Die Ahle
Mein Bruder und ich traten in eine Kirche. Es war gerade die Abendmesse. Alle Heiligenbilder waren entfernt, die Kirche wurde offenbar renoviert. An der leeren Altarwand leuchtete seitwärts ein goldener Kreis. Vor diesem Kreis stand der Priester mit dem Schultertuch. Der Küster sang. Außer uns war niemand in der Kirche. Und wir schämten uns, daß wir die einzigen waren.

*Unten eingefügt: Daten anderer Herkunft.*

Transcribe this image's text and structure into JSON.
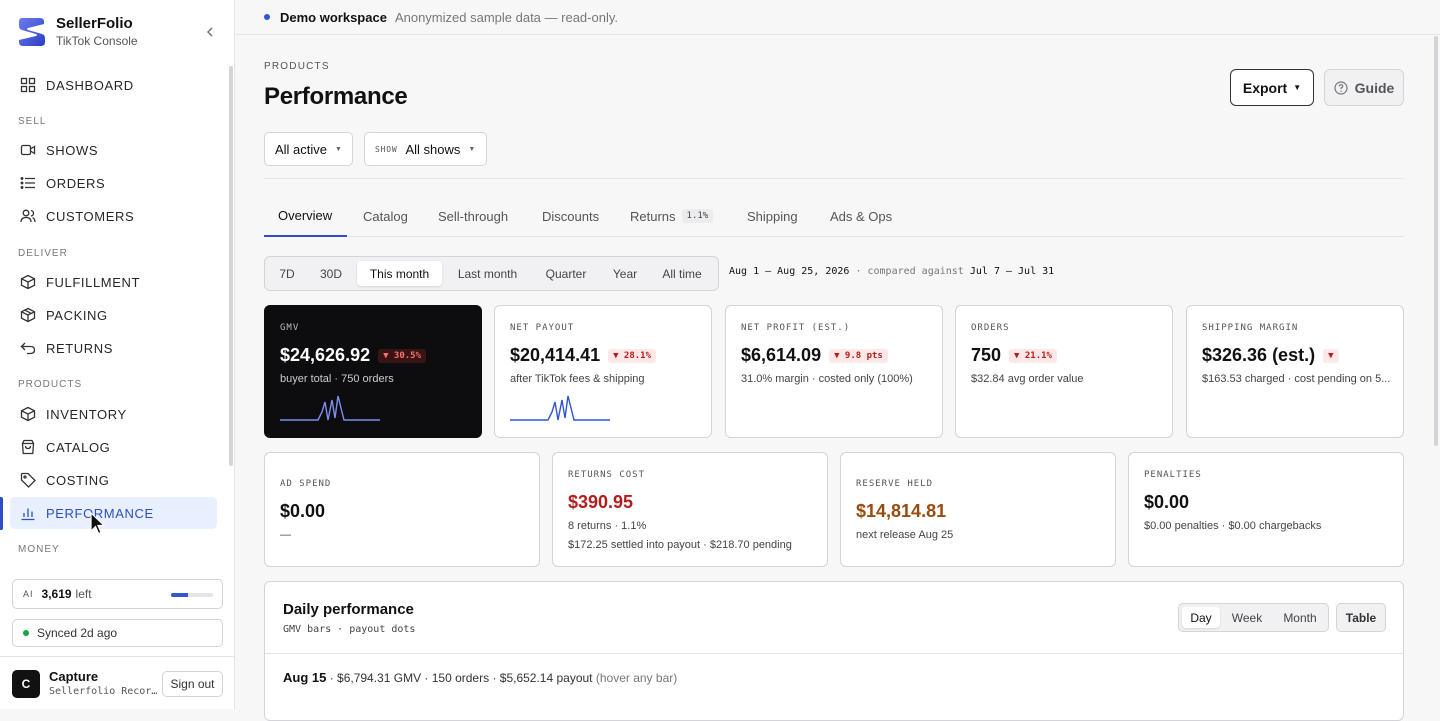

Die Abendmesse ging zu Ende. Wir gingen auf den Priester zu, um seinen Segen zu empfangen. Da trat aus der Sakristei der Küster und sagte zu meinem Bruder:
»Sie haben alles, um zu wachsen; und Sie«, er wandte sich an mich, »Sie haben nichts.«
Ich sage mir: Mein Bruder hat ja wirklich seine Matrosenjacke an, und wenn er sie noch weiter trägt, wird er aus ihr herauswachsen; ich aber habe nichts. Und nun erstarre ich vor Angst: dicht vor mir steht ein Mann, der, ich fühle es, etwas Böses gegen mich im Schilde führt. Ich stürze sofort ans Fenster und frage mich: warum verkehrt mein Bruder mit so einem Menschen? In diesem Augenblick kommt in das Haus, in das ich geraten bin, mein Bekannter, der Lahme, und reicht mir eine Schusterahle. Mit diesem Werkzeug wollte er mich also erstechen! Wir stiegen in ein Boot und stießen, wie die Nachtigallen schmetternd, vom Ufer ab. Ein Knabe sprang zu uns herein, und das Boot begann langsam zu sinken.